La mentira forma parte de nuestra naturaleza de seres racionales, capaces de articular el pensamiento, incluso de manipularlo o de fingirlo, a través del lenguaje. Es posible que la vida comunitaria se volviera insoportable si todo el mundo fuese siempre con la verdad por delante. Y la política tampoco queda al margen; de hecho, cualquier liderazgo, antiguo o moderno, tiende a ocultar alguna clase de trastienda inconfesable. Pero la democracia, al depositar la base del poder sobre la voluntad de los ciudadanos, estableció la palabra como elemento esencial de un pacto, una transacción de convivencia que debe ser respetada con la escrupulosidad de un contrato. Nadie es tan ingenuo como para confiar en que los agentes públicos mantengan absoluta sinceridad en todos los casos; el avance sustancial del marco democrático consiste en que el político se somete al escrutinio civil bajo el acuerdo consensuado de responder con su cargo si sus compromisos se demuestran falsos.

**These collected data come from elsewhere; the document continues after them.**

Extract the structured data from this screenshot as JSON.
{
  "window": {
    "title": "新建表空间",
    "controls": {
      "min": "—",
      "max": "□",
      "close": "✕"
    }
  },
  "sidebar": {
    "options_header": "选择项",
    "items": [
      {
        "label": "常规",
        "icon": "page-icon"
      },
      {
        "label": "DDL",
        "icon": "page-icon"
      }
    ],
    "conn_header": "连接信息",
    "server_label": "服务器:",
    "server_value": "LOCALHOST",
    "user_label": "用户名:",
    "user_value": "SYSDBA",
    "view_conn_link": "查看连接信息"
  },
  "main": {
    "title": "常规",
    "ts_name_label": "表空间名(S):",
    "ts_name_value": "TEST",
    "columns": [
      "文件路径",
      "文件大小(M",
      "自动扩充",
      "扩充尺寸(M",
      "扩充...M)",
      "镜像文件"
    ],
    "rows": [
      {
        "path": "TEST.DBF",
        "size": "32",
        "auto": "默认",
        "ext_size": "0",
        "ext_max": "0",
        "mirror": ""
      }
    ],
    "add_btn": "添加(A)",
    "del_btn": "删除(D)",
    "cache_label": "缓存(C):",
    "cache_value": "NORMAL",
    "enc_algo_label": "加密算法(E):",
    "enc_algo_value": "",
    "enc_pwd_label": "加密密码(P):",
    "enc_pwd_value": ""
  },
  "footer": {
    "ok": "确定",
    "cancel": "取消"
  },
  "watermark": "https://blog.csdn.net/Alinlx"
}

Sin embargo, la irrupción de la posverdad ha cambiado las cosas. La posverdad no es exactamente un nombre posmoderno de la mentira ni una variante facilitada por la evolución tecnológica, sino un estado de conciencia o de opinión en el que la verdad, la realidad epistémica, no importa. Dicho de otra forma: un fenómeno de opinión que concede inmunidad e impunidad a la difusión deliberada de bulos, infundios y patrañas demagógicas siempre que sirvan a una intención sesgada, partidista o tergiversadora. La posverdad existe porque el cuerpo social –o electoral— no sólo se muestra cómplice con la falacia sino que le otorga de antemano una aquiescencia absolutoria. Se produce así la perversión de una conversación pública contaminada, un escenario discursivo donde la razón empírica cede ante la sinrazón sectaria y donde la falta de valor de la palabra destruye los fundamentos elementales de la confianza.

Esta aceptación más o menos mayoritaria de su incongruencia y de sus imposturas verbales constituye el gran éxito de Sánchez. El presidente ha logrado que sus votantes normalicen incumplimientos, simulaciones, ocultaciones o dobleces verbales que se penalizarían como fraude en cualquier régimen de libertades. Mediante el más elemental y añejo de los trucos del populismo, el de la invención de un enemigo, ha recabado una suerte de perdón preventivo, una coartada que le autoriza a deconstruirse y reinventarse a sí mismo como garantía ante la amenaza de un peligro ficticio. El sanchismo no es sólo un estilo de gobernar basado en el arbitrio, la contradicción y el capricho disfrazados de progresismo; se trata de una institucionalización de la falsedad homologada por el consentimiento colectivo. La pregunta crucial es si resulta viable una sociedad incapaz de aceptar la existencia de hechos y de principios no ya veraces, objetivos o fidedignos, sino mínimamente compartidos.